“Her Loss” is also Our Loss – Album Review

Alex Connell

Image credit: Drake Related

Drake and 21 Savage’s ode-to-one-another collaborative album, ‘Her Loss’ should have maybe stayed between them.

Love rap is for life, not just for your first six studio albums, as the proverb states. However, Drake’s transition from being the self-titled ‘Certified Lover Boy’ to the ‘Slaughter Gang CEO’ was just a little bit unexpected. Ever since Drake was the only one to give 21 Savage a birthday present all those years ago, nothing was the same (excuse the pun).

The release of Her Loss in early November came as no surprise to fans of the rap duo, who have collaborated a number of times on tracks like ‘Knife Talk’ and ‘Mr. Right Now’. Not to mention Drake’s 11th number one single, ‘Jimmy Cooks’ featured 21 Savage. Their chemistry is apparent and their alliance has been solidified with the success of this album.

Now, imagine making an album with your best friend, or in Drake speak, your “dawg”. Then imagine confessing your adoration and respect for each other throughout said album. Well, that’s not exactly what they did but it’s not far off. ‘Treacherous Twins’, the 8th track on the album, is basically a love ballad, as Drake admits that he loves Savage “like his kin” and that when he needs a friend, Savage is his only friend. Thankfully, Savage reciprocates the brotherly love, asking Drake “who can I depend on like you?” Spoiler alert, the answer is no one. The first track of the album, ‘Rich Flex’ is sickeningly catchy and once again delves in to the rappers’ symbiotic relationship with the line “21 can you do somethin’ for me?” on a perpetual loop in every listeners’ brain.

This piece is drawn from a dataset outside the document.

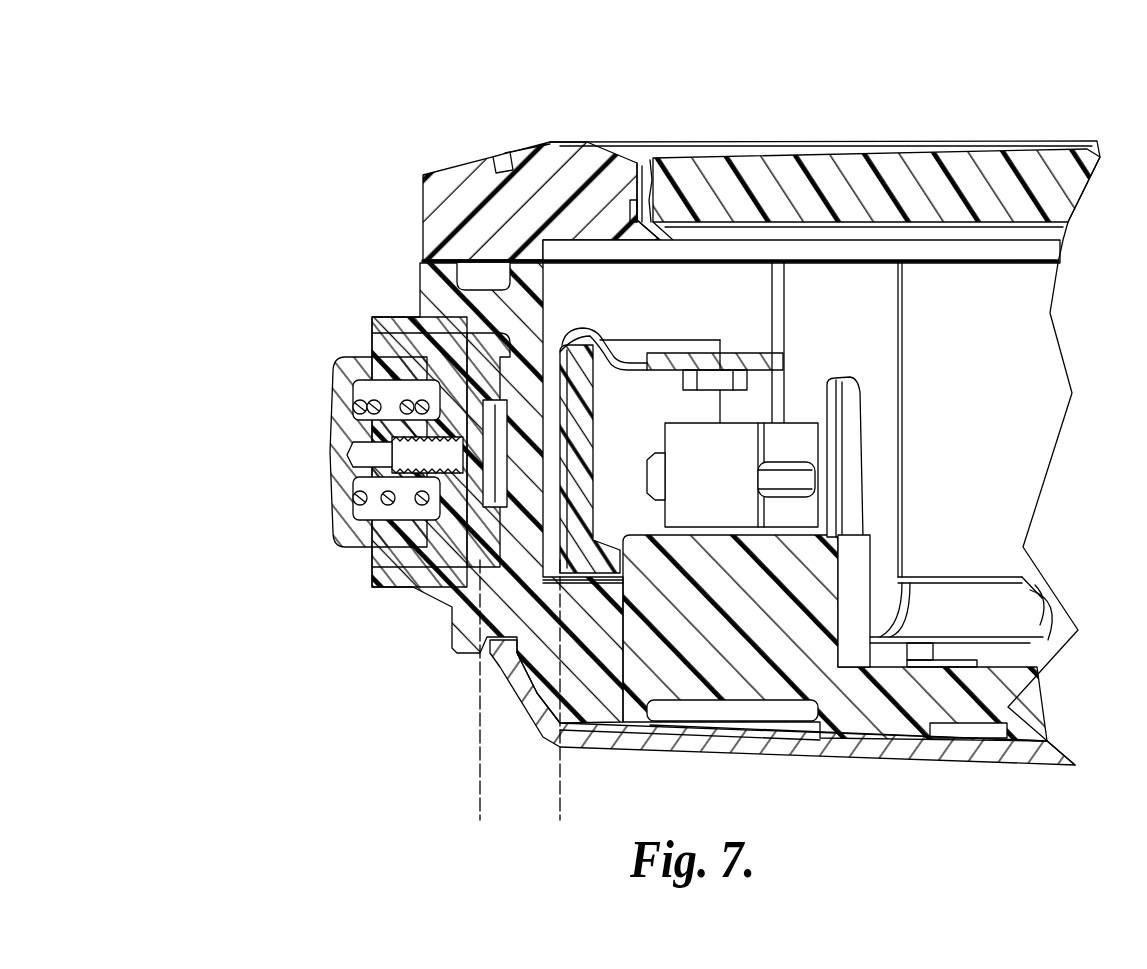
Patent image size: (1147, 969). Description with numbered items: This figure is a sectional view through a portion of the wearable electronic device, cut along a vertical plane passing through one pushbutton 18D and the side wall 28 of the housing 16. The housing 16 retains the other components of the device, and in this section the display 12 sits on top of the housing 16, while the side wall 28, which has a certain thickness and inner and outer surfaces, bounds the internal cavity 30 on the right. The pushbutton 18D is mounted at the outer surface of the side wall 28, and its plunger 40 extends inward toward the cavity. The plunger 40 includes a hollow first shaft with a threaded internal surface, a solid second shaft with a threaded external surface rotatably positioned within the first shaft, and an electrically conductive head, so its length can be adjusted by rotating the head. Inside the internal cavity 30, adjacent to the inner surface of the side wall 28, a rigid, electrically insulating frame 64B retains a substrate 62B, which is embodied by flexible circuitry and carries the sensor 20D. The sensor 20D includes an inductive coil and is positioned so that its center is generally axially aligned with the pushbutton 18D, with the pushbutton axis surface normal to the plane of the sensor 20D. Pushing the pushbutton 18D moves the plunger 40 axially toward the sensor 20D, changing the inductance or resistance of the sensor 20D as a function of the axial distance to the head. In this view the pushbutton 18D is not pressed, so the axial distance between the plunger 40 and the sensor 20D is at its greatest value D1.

Drake’s afflictions with women is an everlasting theme throughout his rich discography but this time, under the guidance of 21 Savage, who has never been known for having Certified Lover Boy tendencies and whose motto on the 11th track, ‘Broke Boys’ is, “I don’t chase bitches, I leave ‘em.” Let’s just say, it’s rubbing off on Drake and it doesn’t suit him. Drake is a walking, rapping contradiction when he speaks about having to drain his accounts to make a woman love him on ‘Hours in Silence’, then promising to get a woman in Vogue on ‘Spin Bout U’.

It’s clear from Drake’s legendary and fruitful discography that he is capable of so much more than this tired album and with the response to each new album he releases, it becomes apparent that Drake fans hold an expectation that he should be the same artist he was on ‘Views’, which is incredibly limiting to an artist who recently ventured in to house music on his album ‘Honestly Nevermind’. An admirable move from a man who “started from the bottom” of the rap ladder. Nobody knows 6 God’s next move, but there’s no doubt that 21 Savage won’t be far behind him.